DeJulienne started to ask the obvious question, but stopped short, realizing that if what Greensparrow was hinting at was the truth of Avon’s past, then his king was a usurper and murderer.

“All that I feared from Deanna was the loss of Taknapotin,” Greensparrow explained, looking back to Cresis. “But if that fool handmaid broke the crown, then I understand why I have not been able to make contact, a situation that should be easily rectified.”

“What of the coming war?” Cresis asked. “The Eriadorans will soon march, and sail.”

“Fear Eriador?” Greensparrow scoffed. “The ragtag farmers and fisherfolk?”

“Who won the last war,” deJulienne reminded, and he regretted the words as soon as he spoke them, as soon as he saw the dangerous scowl cross Greensparrow’s hawkish features.

“Only because of my absence!” the king roared angrily. Greensparrow sat trembling, his bony knuckles turning white as he clasped the edges of his throne.

“Indeed, my mighty King,” deJulienne said with a submissive bow, but it was too late for the man.

Greensparrow snapped a fist into the air, then extended his long fingers. Beams of light, a rainbow of hues, shot out from each of them, joining and swirling into one white column, roughly the length and breadth of a sword blade.

The king sliced his arm down, the magical blade following.

DeJulienne’s left arm fell to the floor, severed at the shoulder.

The man howled. “My King!” he gasped, clutching at the spurting blood.

With a growl, Greensparrow brought his hand in a straight-across cut down low.

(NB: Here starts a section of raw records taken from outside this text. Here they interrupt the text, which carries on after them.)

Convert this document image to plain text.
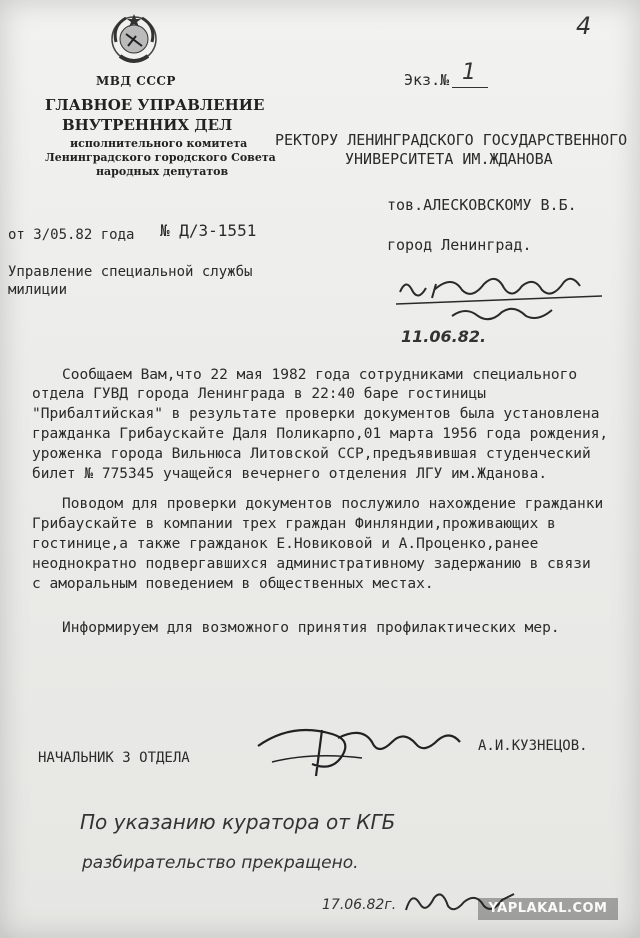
МВД СССР
ГЛАВНОЕ УПРАВЛЕНИЕ
ВНУТРЕННИХ ДЕЛ
исполнительного комитета
Ленинградского городского Совета
народных депутатов
4
Экз.№ 1
РЕКТОРУ ЛЕНИНГРАДСКОГО ГОСУДАРСТВЕННОГО
УНИВЕРСИТЕТА ИМ.ЖДАНОВА
тов.АЛЕСКОВСКОМУ В.Б.
город Ленинград.
от 3/05.82 года № Д/3-1551
Управление специальной службы
милиции
11.06.82.
Сообщаем Вам,что 22 мая 1982 года сотрудниками специального
отдела ГУВД города Ленинграда в 22:40 баре гостиницы
"Прибалтийская" в результате проверки документов была установлена
гражданка Грибаускайте Даля Поликарпо,01 марта 1956 года рождения,
уроженка города Вильнюса Литовской ССР,предъявившая студенческий
билет № 775345 учащейся вечернего отделения ЛГУ им.Жданова.
Поводом для проверки документов послужило нахождение гражданки
Грибаускайте в компании трех граждан Финляндии,проживающих в
гостинице,а также гражданок Е.Новиковой и А.Проценко,ранее
неоднократно подвергавшихся административному задержанию в связи
с аморальным поведением в общественных местах.
Информируем для возможного принятия профилактических мер.
НАЧАЛЬНИК 3 ОТДЕЛА
А.И.КУЗНЕЦОВ.
По указанию куратора от КГБ
разбирательство прекращено.
17.06.82г.	YAPLAKAL.COM
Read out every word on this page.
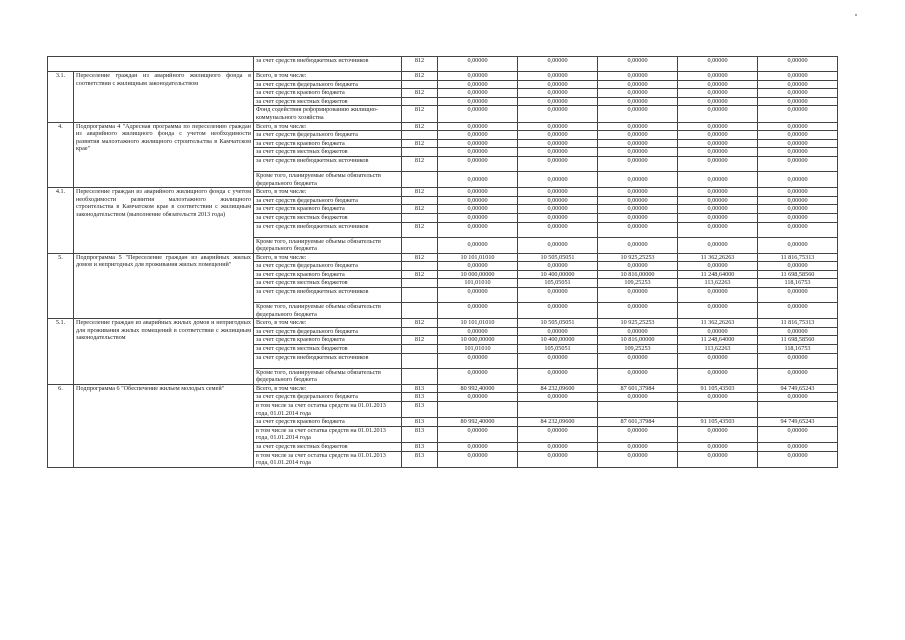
		за счет средств внебюджетных источников	812	0,00000	0,00000	0,00000	0,00000	0,00000
3.1.	Переселение граждан из аварийного жилищного фонда в соответствии с жилищным законодательством	Всего, в том числе:	812	0,00000	0,00000	0,00000	0,00000	0,00000
		за счет средств федерального бюджета		0,00000	0,00000	0,00000	0,00000	0,00000
		за счет средств краевого бюджета	812	0,00000	0,00000	0,00000	0,00000	0,00000
		за счет средств местных бюджетов		0,00000	0,00000	0,00000	0,00000	0,00000
		Фонд содействия реформированию жилищно-коммунального хозяйства	812	0,00000	0,00000	0,00000	0,00000	0,00000
4.	Подпрограмма 4 "Адресная программа по переселению граждан из аварийного жилищного фонда с учетом необходимости развития малоэтажного жилищного строительства в Камчатском крае"	Всего, в том числе:	812	0,00000	0,00000	0,00000	0,00000	0,00000
		за счет средств федерального бюджета		0,00000	0,00000	0,00000	0,00000	0,00000
		за счет средств краевого бюджета	812	0,00000	0,00000	0,00000	0,00000	0,00000
		за счет средств местных бюджетов		0,00000	0,00000	0,00000	0,00000	0,00000
		за счет средств внебюджетных источников	812	0,00000	0,00000	0,00000	0,00000	0,00000
		Кроме того, планируемые объемы обязательств федерального бюджета		0,00000	0,00000	0,00000	0,00000	0,00000
4.1.	Переселение граждан из аварийного жилищного фонда с учетом необходимости развития малоэтажного жилищного строительства в Камчатском крае в соответствии с жилищным законодательством (выполнение обязательств 2013 года)	Всего, в том числе:	812	0,00000	0,00000	0,00000	0,00000	0,00000
		за счет средств федерального бюджета		0,00000	0,00000	0,00000	0,00000	0,00000
		за счет средств краевого бюджета	812	0,00000	0,00000	0,00000	0,00000	0,00000
		за счет средств местных бюджетов		0,00000	0,00000	0,00000	0,00000	0,00000
		за счет средств внебюджетных источников	812	0,00000	0,00000	0,00000	0,00000	0,00000
		Кроме того, планируемые объемы обязательств федерального бюджета		0,00000	0,00000	0,00000	0,00000	0,00000
5.	Подпрограмма 5 "Переселение граждан из аварийных жилых домов и непригодных для проживания жилых помещений"	Всего, в том числе:	812	10 101,01010	10 505,05051	10 925,25253	11 362,26263	11 816,75313
		за счет средств федерального бюджета		0,00000	0,00000	0,00000	0,00000	0,00000
		за счет средств краевого бюджета	812	10 000,00000	10 400,00000	10 816,00000	11 248,64000	11 698,58560
		за счет средств местных бюджетов		101,01010	105,05051	109,25253	113,62263	118,16753
		за счет средств внебюджетных источников		0,00000	0,00000	0,00000	0,00000	0,00000
		Кроме того, планируемые объемы обязательств федерального бюджета		0,00000	0,00000	0,00000	0,00000	0,00000
5.1.	Переселение граждан из аварийных жилых домов и непригодных для проживания жилых помещений в соответствии с жилищным законодательством	Всего, в том числе:	812	10 101,01010	10 505,05051	10 925,25253	11 362,26263	11 816,75313
		за счет средств федерального бюджета		0,00000	0,00000	0,00000	0,00000	0,00000
		за счет средств краевого бюджета	812	10 000,00000	10 400,00000	10 816,00000	11 248,64000	11 698,58560
		за счет средств местных бюджетов		101,01010	105,05051	109,25253	113,62263	118,16753
		за счет средств внебюджетных источников		0,00000	0,00000	0,00000	0,00000	0,00000
		Кроме того, планируемые объемы обязательств федерального бюджета		0,00000	0,00000	0,00000	0,00000	0,00000
6.	Подпрограмма 6 "Обеспечение жильем молодых семей"	Всего, в том числе:	813	80 992,40000	84 232,09600	87 601,37984	91 105,43503	94 749,65243
		за счет средств федерального бюджета	813	0,00000	0,00000	0,00000	0,00000	0,00000
		в том числе за счет остатка средств на 01.01.2013 года, 01.01.2014 года	813					
		за счет средств краевого бюджета	813	80 992,40000	84 232,09600	87 601,37984	91 105,43503	94 749,65243
		в том числе за счет остатка средств на 01.01.2013 года, 01.01.2014 года	813	0,00000	0,00000	0,00000	0,00000	0,00000
		за счет средств местных бюджетов	813	0,00000	0,00000	0,00000	0,00000	0,00000
		в том числе за счет остатка средств на 01.01.2013 года, 01.01.2014 года	813	0,00000	0,00000	0,00000	0,00000	0,00000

Off came deJulienne’s left leg and the man toppled to the floor, his lifeblood gushing out from the garish wounds. He tried to call out again, but only managed a gurgle. He did lift his remaining arm in a feeble attempt to block the next strike.

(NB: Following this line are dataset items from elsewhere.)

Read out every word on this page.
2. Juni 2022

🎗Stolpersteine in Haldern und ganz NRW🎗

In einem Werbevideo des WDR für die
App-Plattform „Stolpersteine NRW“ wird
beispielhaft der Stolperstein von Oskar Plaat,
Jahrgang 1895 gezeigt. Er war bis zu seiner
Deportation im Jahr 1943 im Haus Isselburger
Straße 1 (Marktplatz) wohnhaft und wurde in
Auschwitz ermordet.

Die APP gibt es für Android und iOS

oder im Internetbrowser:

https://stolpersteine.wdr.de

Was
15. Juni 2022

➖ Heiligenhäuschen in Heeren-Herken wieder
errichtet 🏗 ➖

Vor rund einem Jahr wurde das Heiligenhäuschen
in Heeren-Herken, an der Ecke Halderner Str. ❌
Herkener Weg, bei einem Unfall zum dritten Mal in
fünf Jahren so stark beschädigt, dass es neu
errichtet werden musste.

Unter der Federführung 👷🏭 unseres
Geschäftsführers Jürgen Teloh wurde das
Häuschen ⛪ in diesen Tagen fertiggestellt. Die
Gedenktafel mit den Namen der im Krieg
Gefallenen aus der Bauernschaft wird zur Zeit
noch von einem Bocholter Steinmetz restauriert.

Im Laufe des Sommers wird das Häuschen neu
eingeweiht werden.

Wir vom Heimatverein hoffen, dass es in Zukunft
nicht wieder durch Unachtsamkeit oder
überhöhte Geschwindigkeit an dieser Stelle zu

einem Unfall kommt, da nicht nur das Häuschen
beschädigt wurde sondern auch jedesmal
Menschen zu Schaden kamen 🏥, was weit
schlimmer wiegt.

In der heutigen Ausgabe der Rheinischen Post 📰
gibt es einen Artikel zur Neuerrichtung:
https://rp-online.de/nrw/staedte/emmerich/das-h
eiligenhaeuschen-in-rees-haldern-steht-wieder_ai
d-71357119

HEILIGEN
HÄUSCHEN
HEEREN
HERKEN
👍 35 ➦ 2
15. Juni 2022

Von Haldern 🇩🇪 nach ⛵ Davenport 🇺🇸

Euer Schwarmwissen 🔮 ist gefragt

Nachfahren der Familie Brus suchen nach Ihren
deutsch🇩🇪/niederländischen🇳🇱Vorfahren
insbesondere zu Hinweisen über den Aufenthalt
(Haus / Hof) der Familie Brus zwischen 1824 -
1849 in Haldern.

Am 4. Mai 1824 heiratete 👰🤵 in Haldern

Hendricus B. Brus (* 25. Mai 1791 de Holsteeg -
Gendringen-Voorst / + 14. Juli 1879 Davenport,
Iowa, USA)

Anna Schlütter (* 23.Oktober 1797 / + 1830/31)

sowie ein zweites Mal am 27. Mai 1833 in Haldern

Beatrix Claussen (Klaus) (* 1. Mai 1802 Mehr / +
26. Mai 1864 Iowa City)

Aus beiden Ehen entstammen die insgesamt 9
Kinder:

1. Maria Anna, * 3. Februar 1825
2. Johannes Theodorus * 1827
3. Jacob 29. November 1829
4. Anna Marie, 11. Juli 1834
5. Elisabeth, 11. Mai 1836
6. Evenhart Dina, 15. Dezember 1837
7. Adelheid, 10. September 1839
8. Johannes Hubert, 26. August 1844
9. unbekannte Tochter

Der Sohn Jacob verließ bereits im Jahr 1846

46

It was taken off at the elbow.

“My absence was the cause of our defeat,” Greensparrow said to Cresis, ignoring the squirming, shivering man on the floor. “That, and the incompetence of those I left in charge!

“And because of Gascony,” Greensparrow reasoned. “The Gascons thought a free Eriador would profit them greatly; little did they realize the importance of Carlisle’s protection from Huegoths and other such troubles.

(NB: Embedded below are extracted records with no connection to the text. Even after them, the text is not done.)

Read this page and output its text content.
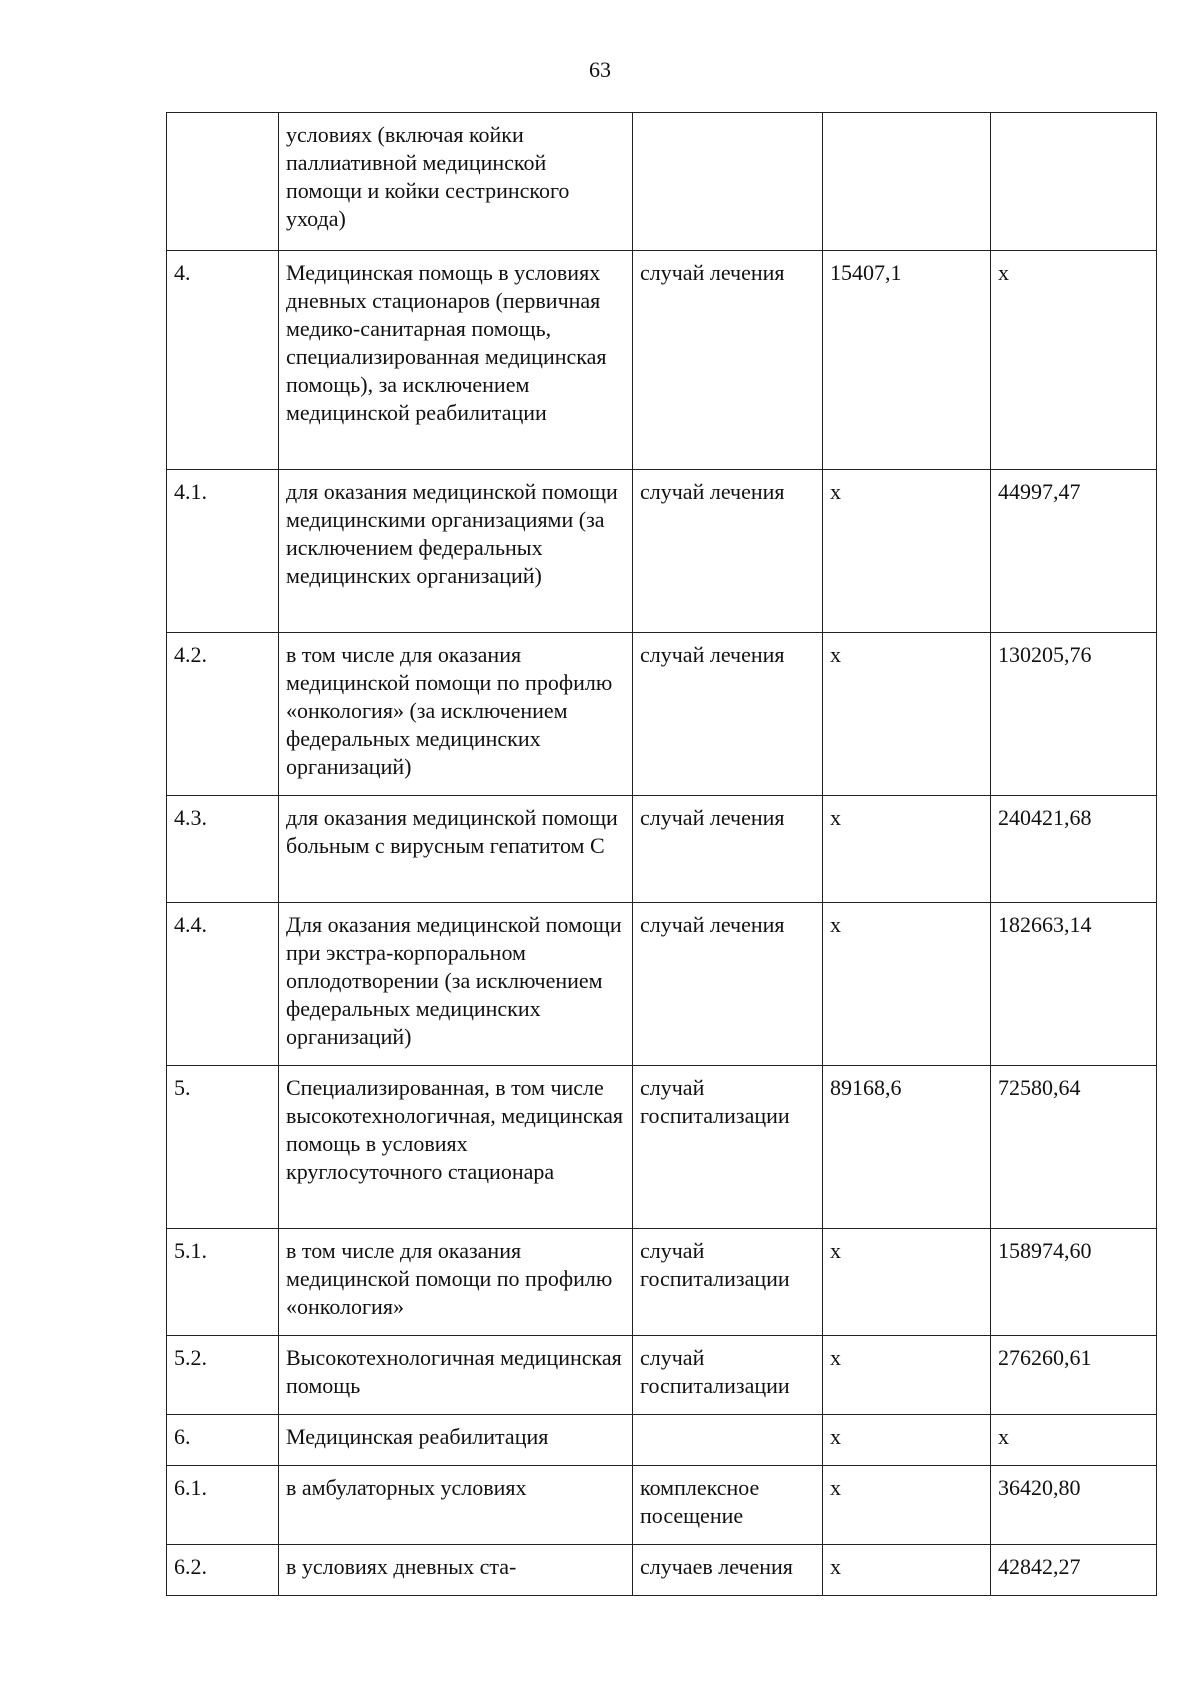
63
	условиях (включая койки паллиативной медицинской помощи и койки сестринского ухода)			
4.	Медицинская помощь в условиях дневных стационаров (первичная медико-санитарная помощь, специализированная медицинская помощь), за исключением медицинской реабилитации	случай лечения	15407,1	х
4.1.	для оказания медицинской помощи медицинскими организациями (за исключением федеральных медицинских организаций)	случай лечения	х	44997,47
4.2.	в том числе для оказания медицинской помощи по профилю «онкология» (за исключением федеральных медицинских организаций)	случай лечения	х	130205,76
4.3.	для оказания медицинской помощи больным с вирусным гепатитом С	случай лечения	х	240421,68
4.4.	Для оказания медицинской помощи при экстра-корпоральном оплодотворении (за исключением федеральных медицинских организаций)	случай лечения	х	182663,14
5.	Специализированная, в том числе высокотехнологичная, медицинская помощь в условиях круглосуточного стационара	случай госпитализации	89168,6	72580,64
5.1.	в том числе для оказания медицинской помощи по профилю «онкология»	случай госпитализации	х	158974,60
5.2.	Высокотехнологичная медицинская помощь	случай госпитализации	х	276260,61
6.	Медицинская реабилитация		х	х
6.1.	в амбулаторных условиях	комплексное посещение	х	36420,80
6.2.	в условиях дневных ста-	случаев лечения	х	42842,27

“This time,” Greensparrow went on, coming right out of his seat and pointing a finger to the air, “this time, the Gascons understand the truth of pitiful Eriador and will not ask that we make peace.” The king gingerly stepped over the now-dead deJulienne. He noticed Cresis then, noting particularly the worried look on the ugly face of his duke.

“This is exactly what we wanted!” Greensparrow yelled, and howled with laughter. “We prodded Eriador and foolish Brind’Amour declared war.”

Cresis relaxed somewhat, remembering that this was indeed the outcome that he and Greensparrow had plotted when they had sent the cyclopian tribes into raiding actions against Eriador and DunDarrow.

“They have perhaps fifty of our ships remaining,” Greensparrow went on, accounting for the twenty the Huegoths had reportedly sent to the bottom. “The mere fact that so many of our fine warships were lost to those savages only confirms that the Eriadoran fisherfolk can hardly sail the great galleons.” Greensparrow flashed Cresis a wild, maniacal look. “Yet we have more than a hundred, crewed by experienced sailors and cyclopian warriors. Half the Eriadoran fleet will soon enter the Straits of Mann. I have a like number of warships waiting to scuttle them.”